Begitupun dengan James yang tampak menawan dengan balutan jas hitam membuatnya terlihat semakin elegan.


Para tamu tampak memberi selamat kepada pasangan pengantin baru ini.


Nelli tampak tak mau melepaskan pelukannya, dan menangis tersedu-sedu saat memberikan selamat kepada artis asuhannya.

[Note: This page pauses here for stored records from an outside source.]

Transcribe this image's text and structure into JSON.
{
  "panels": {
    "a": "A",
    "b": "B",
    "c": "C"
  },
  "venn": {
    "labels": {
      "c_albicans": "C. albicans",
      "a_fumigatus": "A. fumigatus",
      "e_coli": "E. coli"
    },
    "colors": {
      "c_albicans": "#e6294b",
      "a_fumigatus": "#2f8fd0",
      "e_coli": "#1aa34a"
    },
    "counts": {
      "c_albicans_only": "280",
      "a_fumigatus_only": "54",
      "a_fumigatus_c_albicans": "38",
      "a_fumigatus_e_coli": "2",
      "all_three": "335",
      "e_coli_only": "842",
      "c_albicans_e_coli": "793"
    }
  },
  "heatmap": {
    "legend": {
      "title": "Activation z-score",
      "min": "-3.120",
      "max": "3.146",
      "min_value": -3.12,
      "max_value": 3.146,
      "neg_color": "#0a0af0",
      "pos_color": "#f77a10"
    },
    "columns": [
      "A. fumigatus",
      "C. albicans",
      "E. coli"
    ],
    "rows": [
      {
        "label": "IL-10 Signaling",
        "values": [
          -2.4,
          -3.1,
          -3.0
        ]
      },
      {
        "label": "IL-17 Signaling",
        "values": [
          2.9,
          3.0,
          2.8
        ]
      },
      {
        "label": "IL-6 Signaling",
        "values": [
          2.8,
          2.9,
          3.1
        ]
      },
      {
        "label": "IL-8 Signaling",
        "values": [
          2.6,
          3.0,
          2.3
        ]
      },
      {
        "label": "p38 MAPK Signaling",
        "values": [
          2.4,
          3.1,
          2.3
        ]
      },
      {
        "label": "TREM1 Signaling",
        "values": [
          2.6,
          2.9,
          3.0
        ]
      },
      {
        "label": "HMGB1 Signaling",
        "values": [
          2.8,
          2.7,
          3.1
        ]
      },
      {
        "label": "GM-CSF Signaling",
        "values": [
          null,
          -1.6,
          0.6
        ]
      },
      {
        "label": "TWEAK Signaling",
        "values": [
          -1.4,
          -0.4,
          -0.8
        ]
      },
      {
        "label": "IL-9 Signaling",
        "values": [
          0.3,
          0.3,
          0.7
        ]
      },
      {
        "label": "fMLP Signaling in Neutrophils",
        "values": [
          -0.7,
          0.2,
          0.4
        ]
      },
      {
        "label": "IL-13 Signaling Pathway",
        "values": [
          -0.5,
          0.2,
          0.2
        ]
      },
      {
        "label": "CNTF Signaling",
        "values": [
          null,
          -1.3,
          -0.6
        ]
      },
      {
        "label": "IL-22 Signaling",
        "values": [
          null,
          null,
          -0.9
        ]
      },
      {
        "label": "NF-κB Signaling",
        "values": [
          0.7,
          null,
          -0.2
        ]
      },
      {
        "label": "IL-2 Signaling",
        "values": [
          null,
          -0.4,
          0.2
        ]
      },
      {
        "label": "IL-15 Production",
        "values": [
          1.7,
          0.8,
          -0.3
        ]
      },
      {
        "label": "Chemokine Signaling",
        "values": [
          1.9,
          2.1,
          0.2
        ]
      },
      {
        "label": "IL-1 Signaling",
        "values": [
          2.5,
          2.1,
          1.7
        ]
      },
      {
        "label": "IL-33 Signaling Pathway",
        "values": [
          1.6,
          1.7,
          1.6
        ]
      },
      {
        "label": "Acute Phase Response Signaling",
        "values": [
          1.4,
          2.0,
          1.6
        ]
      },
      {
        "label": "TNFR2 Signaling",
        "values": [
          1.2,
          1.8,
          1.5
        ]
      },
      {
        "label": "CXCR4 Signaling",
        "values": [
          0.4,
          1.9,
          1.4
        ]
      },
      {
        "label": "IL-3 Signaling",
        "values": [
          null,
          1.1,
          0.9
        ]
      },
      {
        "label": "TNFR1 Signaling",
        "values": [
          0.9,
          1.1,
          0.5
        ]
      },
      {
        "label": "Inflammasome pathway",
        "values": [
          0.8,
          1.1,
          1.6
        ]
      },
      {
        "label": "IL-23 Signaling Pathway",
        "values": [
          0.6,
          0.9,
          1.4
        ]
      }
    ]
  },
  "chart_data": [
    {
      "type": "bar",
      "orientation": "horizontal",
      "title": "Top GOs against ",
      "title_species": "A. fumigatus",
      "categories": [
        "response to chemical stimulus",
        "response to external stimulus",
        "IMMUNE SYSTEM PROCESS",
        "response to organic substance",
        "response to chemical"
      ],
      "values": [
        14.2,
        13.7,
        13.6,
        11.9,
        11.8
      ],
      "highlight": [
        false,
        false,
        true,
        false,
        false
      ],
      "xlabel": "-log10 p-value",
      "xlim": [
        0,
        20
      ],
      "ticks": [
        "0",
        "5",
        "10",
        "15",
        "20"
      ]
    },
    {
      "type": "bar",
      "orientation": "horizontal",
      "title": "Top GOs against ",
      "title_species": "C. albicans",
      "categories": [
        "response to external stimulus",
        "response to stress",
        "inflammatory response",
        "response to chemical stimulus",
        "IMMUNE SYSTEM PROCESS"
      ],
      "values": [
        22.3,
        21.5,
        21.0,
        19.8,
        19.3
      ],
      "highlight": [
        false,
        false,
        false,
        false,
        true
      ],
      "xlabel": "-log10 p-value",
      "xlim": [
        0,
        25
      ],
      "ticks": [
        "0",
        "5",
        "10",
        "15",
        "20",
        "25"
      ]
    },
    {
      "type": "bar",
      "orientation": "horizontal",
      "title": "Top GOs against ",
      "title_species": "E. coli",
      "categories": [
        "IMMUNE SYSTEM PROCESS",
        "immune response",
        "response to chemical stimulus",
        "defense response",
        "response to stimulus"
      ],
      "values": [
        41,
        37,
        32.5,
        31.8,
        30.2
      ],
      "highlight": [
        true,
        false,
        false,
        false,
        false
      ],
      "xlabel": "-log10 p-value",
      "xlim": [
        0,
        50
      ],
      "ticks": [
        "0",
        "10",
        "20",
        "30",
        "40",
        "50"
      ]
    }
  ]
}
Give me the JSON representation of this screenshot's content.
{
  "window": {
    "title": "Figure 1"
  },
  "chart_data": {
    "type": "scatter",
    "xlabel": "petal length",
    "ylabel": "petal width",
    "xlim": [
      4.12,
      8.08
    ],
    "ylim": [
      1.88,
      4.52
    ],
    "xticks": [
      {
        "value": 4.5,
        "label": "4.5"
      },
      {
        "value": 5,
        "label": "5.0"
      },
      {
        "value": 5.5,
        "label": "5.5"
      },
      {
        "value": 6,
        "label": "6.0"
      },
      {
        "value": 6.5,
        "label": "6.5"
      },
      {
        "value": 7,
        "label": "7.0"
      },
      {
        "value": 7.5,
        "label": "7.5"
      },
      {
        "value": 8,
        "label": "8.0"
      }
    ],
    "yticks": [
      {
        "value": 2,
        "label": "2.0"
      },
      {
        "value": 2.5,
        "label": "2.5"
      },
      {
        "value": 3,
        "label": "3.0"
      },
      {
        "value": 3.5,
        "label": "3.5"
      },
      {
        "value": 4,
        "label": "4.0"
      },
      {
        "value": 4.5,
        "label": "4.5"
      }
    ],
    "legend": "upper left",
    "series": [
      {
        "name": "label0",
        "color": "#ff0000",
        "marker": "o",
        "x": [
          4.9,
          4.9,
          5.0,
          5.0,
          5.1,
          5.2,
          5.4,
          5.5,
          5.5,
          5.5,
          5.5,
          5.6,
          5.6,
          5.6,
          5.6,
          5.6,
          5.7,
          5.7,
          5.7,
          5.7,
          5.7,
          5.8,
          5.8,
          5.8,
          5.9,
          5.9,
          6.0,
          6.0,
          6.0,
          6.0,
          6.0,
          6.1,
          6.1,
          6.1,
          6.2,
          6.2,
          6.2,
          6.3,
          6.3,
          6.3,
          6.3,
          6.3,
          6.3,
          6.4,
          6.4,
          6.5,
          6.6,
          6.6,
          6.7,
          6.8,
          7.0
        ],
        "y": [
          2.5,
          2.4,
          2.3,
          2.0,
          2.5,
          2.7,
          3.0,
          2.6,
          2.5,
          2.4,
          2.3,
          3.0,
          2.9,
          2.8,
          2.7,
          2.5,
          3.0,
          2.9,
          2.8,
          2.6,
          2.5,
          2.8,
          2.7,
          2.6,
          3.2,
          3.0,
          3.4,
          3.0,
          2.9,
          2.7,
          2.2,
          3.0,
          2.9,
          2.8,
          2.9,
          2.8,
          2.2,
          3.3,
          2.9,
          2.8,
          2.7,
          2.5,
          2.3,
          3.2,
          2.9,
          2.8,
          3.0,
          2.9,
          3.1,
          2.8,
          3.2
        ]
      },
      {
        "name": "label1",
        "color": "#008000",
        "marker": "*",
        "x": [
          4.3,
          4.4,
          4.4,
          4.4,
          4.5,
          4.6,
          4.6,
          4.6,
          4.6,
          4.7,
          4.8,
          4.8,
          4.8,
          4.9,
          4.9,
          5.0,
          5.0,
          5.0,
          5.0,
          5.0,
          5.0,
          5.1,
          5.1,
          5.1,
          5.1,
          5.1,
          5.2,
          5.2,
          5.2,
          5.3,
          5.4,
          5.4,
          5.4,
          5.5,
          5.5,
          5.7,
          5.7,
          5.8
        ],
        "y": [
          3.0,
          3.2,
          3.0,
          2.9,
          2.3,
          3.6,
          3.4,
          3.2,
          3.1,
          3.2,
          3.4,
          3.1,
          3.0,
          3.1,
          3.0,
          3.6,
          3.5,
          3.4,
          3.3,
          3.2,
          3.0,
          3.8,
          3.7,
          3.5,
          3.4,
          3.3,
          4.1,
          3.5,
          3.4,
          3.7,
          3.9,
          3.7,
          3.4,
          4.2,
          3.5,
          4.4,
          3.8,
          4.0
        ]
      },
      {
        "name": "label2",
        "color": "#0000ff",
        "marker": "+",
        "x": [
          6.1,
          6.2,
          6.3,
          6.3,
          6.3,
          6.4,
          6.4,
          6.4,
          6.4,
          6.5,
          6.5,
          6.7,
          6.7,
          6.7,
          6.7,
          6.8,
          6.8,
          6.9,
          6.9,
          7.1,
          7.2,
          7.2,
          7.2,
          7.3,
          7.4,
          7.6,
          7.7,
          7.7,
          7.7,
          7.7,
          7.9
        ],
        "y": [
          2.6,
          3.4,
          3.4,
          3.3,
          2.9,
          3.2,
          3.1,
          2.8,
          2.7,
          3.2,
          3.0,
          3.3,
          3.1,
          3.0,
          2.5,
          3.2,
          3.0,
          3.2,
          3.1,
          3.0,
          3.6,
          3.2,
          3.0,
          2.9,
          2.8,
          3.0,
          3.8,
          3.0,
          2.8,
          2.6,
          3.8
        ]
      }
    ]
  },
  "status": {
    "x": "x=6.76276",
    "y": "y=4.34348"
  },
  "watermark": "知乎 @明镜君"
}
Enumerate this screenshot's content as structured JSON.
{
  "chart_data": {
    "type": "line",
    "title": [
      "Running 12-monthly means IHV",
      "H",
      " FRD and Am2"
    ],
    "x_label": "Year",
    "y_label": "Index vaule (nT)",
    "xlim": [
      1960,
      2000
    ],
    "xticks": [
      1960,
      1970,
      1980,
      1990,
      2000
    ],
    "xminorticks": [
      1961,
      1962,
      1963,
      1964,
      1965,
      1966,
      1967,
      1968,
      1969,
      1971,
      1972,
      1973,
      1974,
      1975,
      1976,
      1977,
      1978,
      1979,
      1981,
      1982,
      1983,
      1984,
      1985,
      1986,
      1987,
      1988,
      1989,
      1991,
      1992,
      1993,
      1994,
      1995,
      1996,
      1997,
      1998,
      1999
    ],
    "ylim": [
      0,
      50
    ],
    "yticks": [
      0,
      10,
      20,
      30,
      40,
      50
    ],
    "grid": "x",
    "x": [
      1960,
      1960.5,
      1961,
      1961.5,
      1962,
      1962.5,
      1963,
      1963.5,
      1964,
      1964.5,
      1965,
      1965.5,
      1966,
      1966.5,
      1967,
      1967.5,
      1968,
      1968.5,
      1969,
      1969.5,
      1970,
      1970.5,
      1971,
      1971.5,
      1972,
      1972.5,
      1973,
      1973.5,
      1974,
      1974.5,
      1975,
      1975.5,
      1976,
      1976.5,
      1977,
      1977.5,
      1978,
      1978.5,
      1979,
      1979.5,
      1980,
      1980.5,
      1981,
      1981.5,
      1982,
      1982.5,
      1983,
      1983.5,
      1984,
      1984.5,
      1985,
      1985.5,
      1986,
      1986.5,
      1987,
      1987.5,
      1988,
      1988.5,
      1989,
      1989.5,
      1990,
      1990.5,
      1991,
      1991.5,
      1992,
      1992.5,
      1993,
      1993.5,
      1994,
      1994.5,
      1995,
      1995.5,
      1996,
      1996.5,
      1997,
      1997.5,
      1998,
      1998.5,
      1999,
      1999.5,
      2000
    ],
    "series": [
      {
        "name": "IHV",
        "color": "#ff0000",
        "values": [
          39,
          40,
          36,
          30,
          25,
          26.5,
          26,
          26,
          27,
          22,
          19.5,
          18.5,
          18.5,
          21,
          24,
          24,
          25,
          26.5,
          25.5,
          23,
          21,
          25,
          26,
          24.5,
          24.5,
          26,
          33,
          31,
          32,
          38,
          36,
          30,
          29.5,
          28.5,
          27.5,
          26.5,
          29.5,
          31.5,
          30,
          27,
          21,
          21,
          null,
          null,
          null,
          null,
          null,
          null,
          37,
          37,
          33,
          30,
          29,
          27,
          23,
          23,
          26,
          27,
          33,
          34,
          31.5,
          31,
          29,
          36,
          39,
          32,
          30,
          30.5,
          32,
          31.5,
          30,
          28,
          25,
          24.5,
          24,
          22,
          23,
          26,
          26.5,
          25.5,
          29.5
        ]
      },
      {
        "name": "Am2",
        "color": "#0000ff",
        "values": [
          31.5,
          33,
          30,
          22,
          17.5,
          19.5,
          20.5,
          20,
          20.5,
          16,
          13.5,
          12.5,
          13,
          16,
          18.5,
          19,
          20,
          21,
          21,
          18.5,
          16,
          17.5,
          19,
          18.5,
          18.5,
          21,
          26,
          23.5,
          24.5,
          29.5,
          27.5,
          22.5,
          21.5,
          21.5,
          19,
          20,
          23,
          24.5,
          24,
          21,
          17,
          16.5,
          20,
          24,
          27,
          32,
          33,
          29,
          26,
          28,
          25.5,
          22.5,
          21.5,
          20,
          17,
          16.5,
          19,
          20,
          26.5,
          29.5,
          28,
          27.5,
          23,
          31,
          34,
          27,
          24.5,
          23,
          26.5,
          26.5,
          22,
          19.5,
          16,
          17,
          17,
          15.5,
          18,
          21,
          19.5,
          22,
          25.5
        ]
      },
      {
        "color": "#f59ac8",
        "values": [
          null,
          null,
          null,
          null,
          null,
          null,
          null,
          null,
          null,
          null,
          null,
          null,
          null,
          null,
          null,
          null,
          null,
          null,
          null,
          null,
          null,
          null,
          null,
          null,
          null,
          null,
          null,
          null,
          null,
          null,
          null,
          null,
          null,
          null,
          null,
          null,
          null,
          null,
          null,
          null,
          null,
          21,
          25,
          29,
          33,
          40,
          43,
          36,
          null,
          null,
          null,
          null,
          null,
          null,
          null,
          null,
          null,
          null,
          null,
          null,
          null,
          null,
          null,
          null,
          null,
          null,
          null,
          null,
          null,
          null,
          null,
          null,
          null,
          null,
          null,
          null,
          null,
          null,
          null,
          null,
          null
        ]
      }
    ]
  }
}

"Akhirnya pecah juga bisul gue satu, gak disangka lo akhirnya kawin juga Dil!" seru Nelli begitu terharu


"Nikah Nel, bukan kawin, kawin mah masih nanti malam itupun kalau gak kebablasan tidur karena kelelahan," jawab Dilla membuat Nelli seketika tertawa mendengarnya


"Dasar sue, masih aja somplak meskipun sudah menjadi nyonya James yang budiman," goda Nelli


"Astoge, lo sembarangan banget ganti-ganti nama orang. Inget namanya tuh James Arthur bukan James budiman, bisa di demo lo sama Mr. Arthur bapak mertua gue," jawab Dilla


"Sorry Dil, just joke,"


"Hooh gue tahu adal jangan sering-sering aja, takutnya rumah gue tar penuh sama jok bawaan lo, terus perabotan seserahan gue mau di taro dimana?" jawab Dilla


"Sa ae lo, yaudah gue mau makan dulu takut kehabisan," jawab Nelli berpamitan


James terus menatap Dilla sambil menahan tawanya.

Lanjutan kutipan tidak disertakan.